Implementation Complexity: During the implementation of the algorithms to Native C and WASM3 on the FreeRTOS platforms, it was found that the differences in the required skill set and the speed of implementation are quite different. For the simple algorithms bubble sort and CRC-16, the implementation was rather simple, and thus there was no major difference in the development speed, while for the FFT implementation, it was rather clear that the WASM3 implementation, for which the hardware capabilities are not really taken into account, is much simpler. It was also found that the implementation by the regular undergraduate student is very straightforward even for a student with rather basic programming and data science skills.

Time at the Hardware and Debug: During the implementation of a Native C algorithm, it can be seen that the hardware access was a MUST. It is very typical for embedded software engineers to run the Debug process on a target, even for the hardware-decoupled algorithms we used in the work. At the same time, for the WASM3 implementation, the hardware was not a need as during the development it is clear that the cross-compilation is required to upload the software to the target platform. So, as stipulated in the correct development model research of this article, the demand for the hardware availability is rather low and could help student teams to work simultaneously on the creation and debugging of a CubeSat.

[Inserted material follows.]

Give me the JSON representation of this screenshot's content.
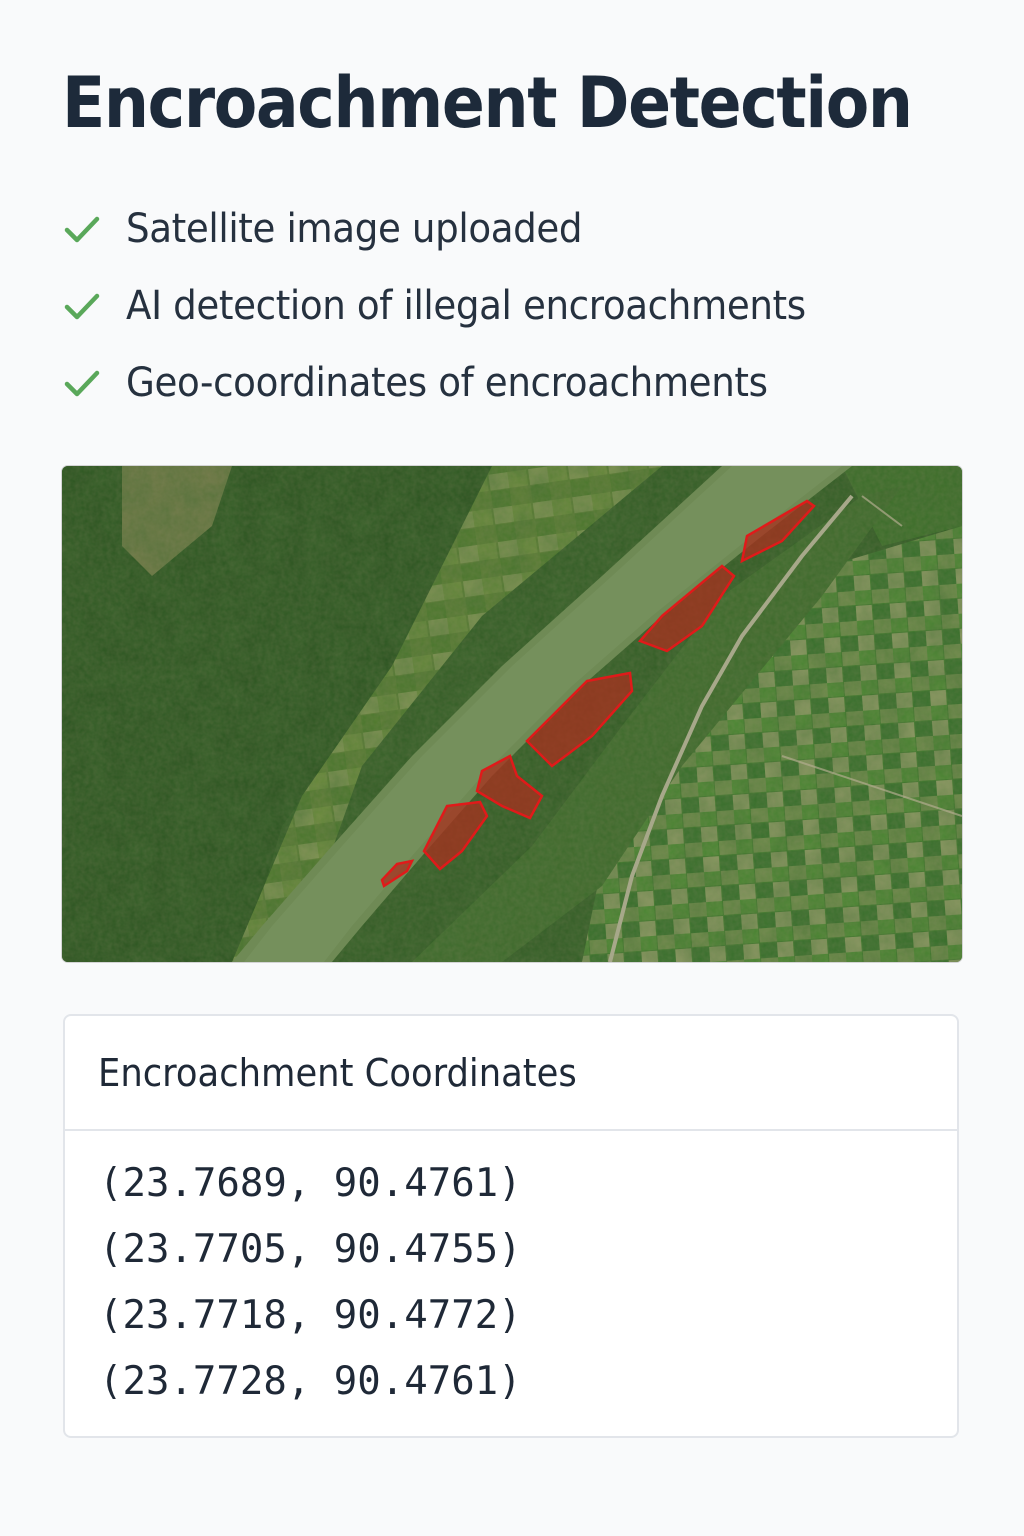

Falco CDHM as the Low-cost and Powerful CubeSat Platform: One of the secondary tasks in this work was to prove that the selected low-cost automotive grade Microchip SAMV71Q21 (Cortex-M7) microprocessor can be a good basement for the student’s CubeSat “KhAI-1 spacecraft” being developed by the National Aerospace University “Kharkiv Aviation Institute”. As the results of this synthetic performance testing demonstrate a substantial performance, the Microchip SAMV71 microprocessor is recommended for future use. It is low-cost, automotive grade and demonstrates outstanding performance.

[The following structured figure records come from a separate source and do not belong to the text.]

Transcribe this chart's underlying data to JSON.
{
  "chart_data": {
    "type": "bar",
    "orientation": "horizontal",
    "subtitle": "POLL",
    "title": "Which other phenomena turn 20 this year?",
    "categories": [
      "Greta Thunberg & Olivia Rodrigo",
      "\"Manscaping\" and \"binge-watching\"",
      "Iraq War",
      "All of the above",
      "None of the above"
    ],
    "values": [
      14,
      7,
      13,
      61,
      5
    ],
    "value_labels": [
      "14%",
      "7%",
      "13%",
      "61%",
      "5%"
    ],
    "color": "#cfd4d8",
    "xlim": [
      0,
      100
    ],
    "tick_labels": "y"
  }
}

Future Work: During this research and experiments, quite a few conceptual and practical questions and tasks have been raised. These topics can be stated as follows:

• Further development of the ported WASM3 engine so it can be further optimized and support the concurrent container’s execution. This shall allow simple yet powerful orchestration, for instance, on the basis of event-driven architecture (EDA) and/or the use of the “Saga” design pattern;
• Further performance optimization shall be carried out, and the real performance penalty overhead sources shall be found;
• Research and implement (if required) safe yet performance-optimal hardware low-level access to the microprocessor’s peripherals. The existing implementation of the WASM3 port does not allow that; if there is no easy way to solve it via the WASM3 approach, propose a new one that will be a combination of HAL, FreeRTOS, and WASM3 facilities;
• Research low-power modes of such a WASM3 implementation of a CubeSat CDHM as the power consumption requirements for the spacecraft are very constrained;
• Research and implement hardware debug facilities that will help to find and fix complex hardware-related issues when the software to be verified is fully “packed” into containers.